Access to and participation in a high-quality, rigorous school curricula is critical to each student’s long-term success.
In recent years, due to focused efforts by districts and states, enrollment in advanced courses, including Pre-AP and AP, International Baccalaureate (IB) and/or dual college enrollment courses, has grown throughout the United States. However, there remain many students, especially African American and Hispanic students, who could be enrolled in these courses, but are not (widely noted, e.g., in the U.S. Department of Education’s Condition of Education 2007 report). Moreover, significant gaps in achievement in advanced coursework exist among these students, as measured by Advanced Placement (AP) exams. This is important because taking advanced coursework in middle and high school has been linked to many positive outcomes in terms of postsecondary and workplace success. It is imperative that potential high achievers be identified early and placed in academically rigorous courses.
Measures commonly used to identify these students include, but are not limited to, advanced scores on state standardized tests or high scores on national tests such as the PSAT, SAT, ACT, and so forth.
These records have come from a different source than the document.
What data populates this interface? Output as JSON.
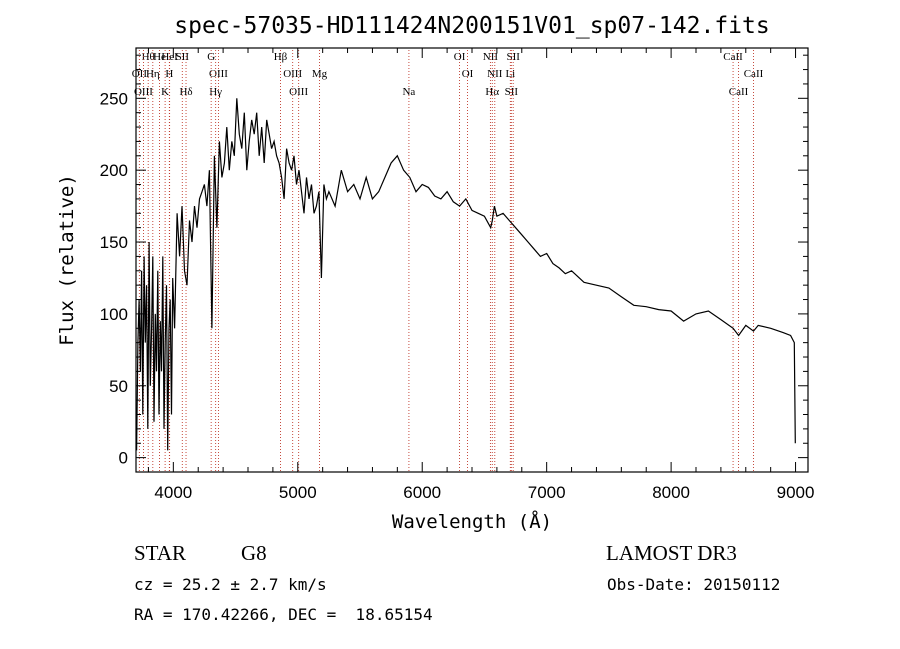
{
  "chart_data": {
    "type": "line",
    "title": "spec-57035-HD111424N200151V01_sp07-142.fits",
    "xlabel": "Wavelength (Å)",
    "ylabel": "Flux (relative)",
    "xlim": [
      3700,
      9100
    ],
    "ylim": [
      -10,
      285
    ],
    "xticks": [
      4000,
      5000,
      6000,
      7000,
      8000,
      9000
    ],
    "yticks": [
      0,
      50,
      100,
      150,
      200,
      250
    ],
    "series": [
      {
        "name": "flux",
        "x": [
          3705,
          3715,
          3725,
          3735,
          3745,
          3755,
          3765,
          3775,
          3785,
          3795,
          3805,
          3815,
          3825,
          3835,
          3845,
          3855,
          3865,
          3875,
          3885,
          3895,
          3905,
          3915,
          3925,
          3935,
          3945,
          3955,
          3965,
          3975,
          3985,
          3995,
          4010,
          4030,
          4050,
          4070,
          4090,
          4110,
          4130,
          4150,
          4170,
          4190,
          4210,
          4230,
          4250,
          4270,
          4290,
          4310,
          4330,
          4350,
          4370,
          4390,
          4410,
          4430,
          4450,
          4470,
          4490,
          4510,
          4530,
          4550,
          4570,
          4590,
          4610,
          4630,
          4650,
          4670,
          4690,
          4710,
          4730,
          4750,
          4770,
          4790,
          4810,
          4830,
          4850,
          4870,
          4890,
          4910,
          4930,
          4950,
          4970,
          4990,
          5010,
          5030,
          5050,
          5070,
          5090,
          5110,
          5130,
          5150,
          5170,
          5190,
          5210,
          5230,
          5250,
          5300,
          5350,
          5400,
          5450,
          5500,
          5550,
          5600,
          5650,
          5700,
          5750,
          5800,
          5850,
          5900,
          5950,
          6000,
          6050,
          6100,
          6150,
          6200,
          6250,
          6300,
          6350,
          6400,
          6450,
          6500,
          6550,
          6563,
          6580,
          6600,
          6650,
          6700,
          6750,
          6800,
          6850,
          6900,
          6950,
          7000,
          7050,
          7100,
          7150,
          7200,
          7300,
          7400,
          7500,
          7600,
          7700,
          7800,
          7900,
          8000,
          8100,
          8200,
          8300,
          8400,
          8498,
          8542,
          8600,
          8662,
          8700,
          8800,
          8900,
          8960,
          8990,
          8998
        ],
        "values": [
          5,
          80,
          110,
          60,
          130,
          30,
          140,
          80,
          120,
          20,
          150,
          50,
          90,
          140,
          25,
          100,
          60,
          130,
          30,
          95,
          60,
          140,
          20,
          80,
          120,
          5,
          90,
          110,
          30,
          125,
          90,
          170,
          140,
          175,
          130,
          120,
          165,
          150,
          175,
          160,
          180,
          185,
          190,
          175,
          200,
          90,
          210,
          160,
          220,
          195,
          205,
          230,
          200,
          220,
          210,
          250,
          225,
          215,
          240,
          200,
          220,
          235,
          225,
          240,
          210,
          230,
          205,
          235,
          225,
          215,
          220,
          210,
          205,
          195,
          180,
          215,
          205,
          200,
          210,
          190,
          200,
          185,
          170,
          195,
          180,
          190,
          170,
          175,
          185,
          125,
          190,
          180,
          185,
          175,
          200,
          185,
          190,
          180,
          195,
          180,
          185,
          195,
          205,
          210,
          200,
          195,
          185,
          190,
          188,
          182,
          180,
          185,
          178,
          175,
          180,
          172,
          170,
          168,
          160,
          165,
          175,
          168,
          170,
          165,
          160,
          155,
          150,
          145,
          140,
          142,
          135,
          132,
          128,
          130,
          122,
          120,
          118,
          112,
          106,
          105,
          103,
          102,
          95,
          100,
          102,
          96,
          90,
          85,
          92,
          88,
          92,
          90,
          87,
          85,
          80,
          10
        ]
      }
    ],
    "lines": [
      {
        "label": "Hθ",
        "wave": 3798
      },
      {
        "label": "OII",
        "wave": 3727
      },
      {
        "label": "OIII",
        "wave": 3760
      },
      {
        "label": "He",
        "wave": 3889
      },
      {
        "label": "Hη",
        "wave": 3835
      },
      {
        "label": "K",
        "wave": 3934
      },
      {
        "label": "HeI",
        "wave": 3970
      },
      {
        "label": "H",
        "wave": 3968
      },
      {
        "label": "Hδ",
        "wave": 4102
      },
      {
        "label": "SII",
        "wave": 4072
      },
      {
        "label": "OIII",
        "wave": 4363
      },
      {
        "label": "Hγ",
        "wave": 4340
      },
      {
        "label": "G",
        "wave": 4304
      },
      {
        "label": "OIII",
        "wave": 4959
      },
      {
        "label": "OIII",
        "wave": 5007
      },
      {
        "label": "Hβ",
        "wave": 4861
      },
      {
        "label": "Mg",
        "wave": 5175
      },
      {
        "label": "Na",
        "wave": 5893
      },
      {
        "label": "OI",
        "wave": 6300
      },
      {
        "label": "OI",
        "wave": 6364
      },
      {
        "label": "Hα",
        "wave": 6563
      },
      {
        "label": "NII",
        "wave": 6548
      },
      {
        "label": "NII",
        "wave": 6583
      },
      {
        "label": "SII",
        "wave": 6716
      },
      {
        "label": "SII",
        "wave": 6731
      },
      {
        "label": "Li",
        "wave": 6708
      },
      {
        "label": "CaII",
        "wave": 8542
      },
      {
        "label": "CaII",
        "wave": 8498
      },
      {
        "label": "CaII",
        "wave": 8662
      }
    ]
  },
  "info": {
    "class_label": "STAR",
    "subclass": "G8",
    "survey": "LAMOST DR3",
    "cz": "cz = 25.2 ± 2.7 km/s",
    "obs_date": "Obs-Date: 20150112",
    "coords": "RA = 170.42266, DEC =  18.65154"
  },
  "colors": {
    "line_marker": "#c0392b",
    "spectrum": "#000000"
  }
}
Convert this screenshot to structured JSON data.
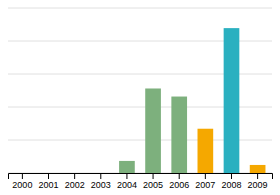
{
  "chart_data": {
    "type": "bar",
    "categories": [
      "2000",
      "2001",
      "2002",
      "2003",
      "2004",
      "2005",
      "2006",
      "2007",
      "2008",
      "2009"
    ],
    "values": [
      0,
      0,
      0,
      0,
      6,
      42,
      38,
      22,
      72,
      4
    ],
    "colors": [
      "#7db07d",
      "#7db07d",
      "#7db07d",
      "#7db07d",
      "#7db07d",
      "#7db07d",
      "#7db07d",
      "#f5a800",
      "#2ab0c0",
      "#f5a800"
    ],
    "ylim": [
      0,
      82
    ],
    "yticks": [
      0,
      16.4,
      32.8,
      49.2,
      65.6,
      82
    ],
    "grid": true,
    "tick_labels": "x"
  }
}
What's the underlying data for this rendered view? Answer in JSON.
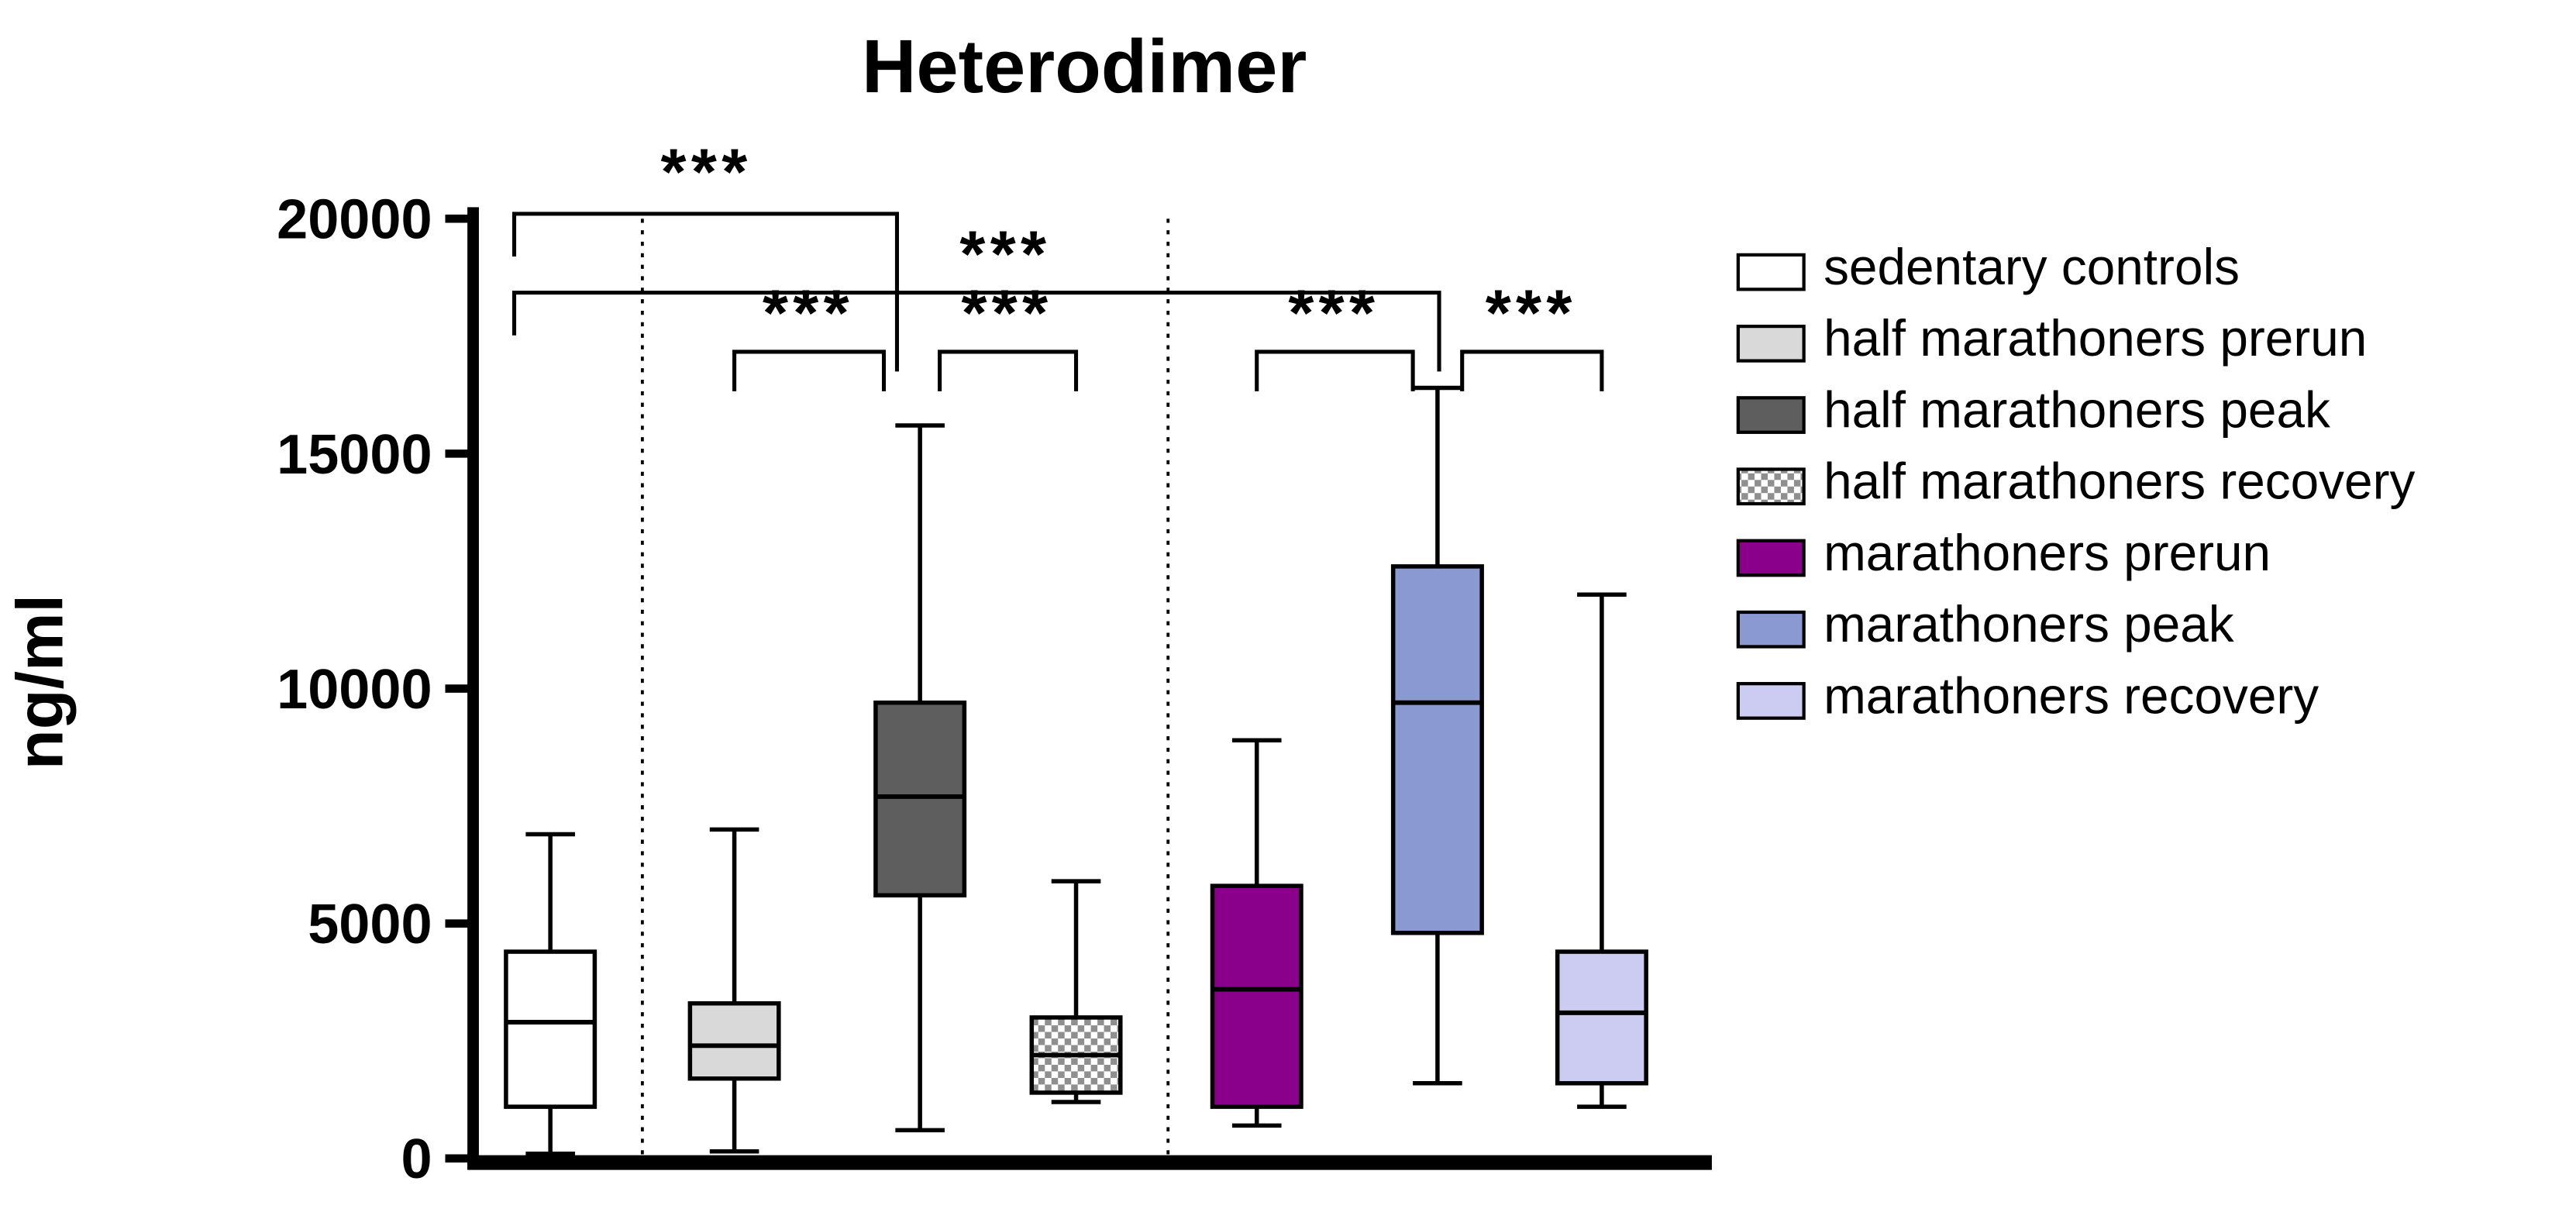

Once students are identified, educators need a way to track advanced course enrollment and performance in order to monitor both the success of individual students as well as the success of programs implemented at the campus or district levels. Using enrollment data, course listings, class grades, and advanced placement exam scores, educators can track how well a school or district is doing in offering, enrolling, and helping students’ master advanced coursework. Although getting to college is a critical goal, the real goal is college completion, and a school curriculum of high academic intensity has the greatest impact on that goal (Adelman, 1999).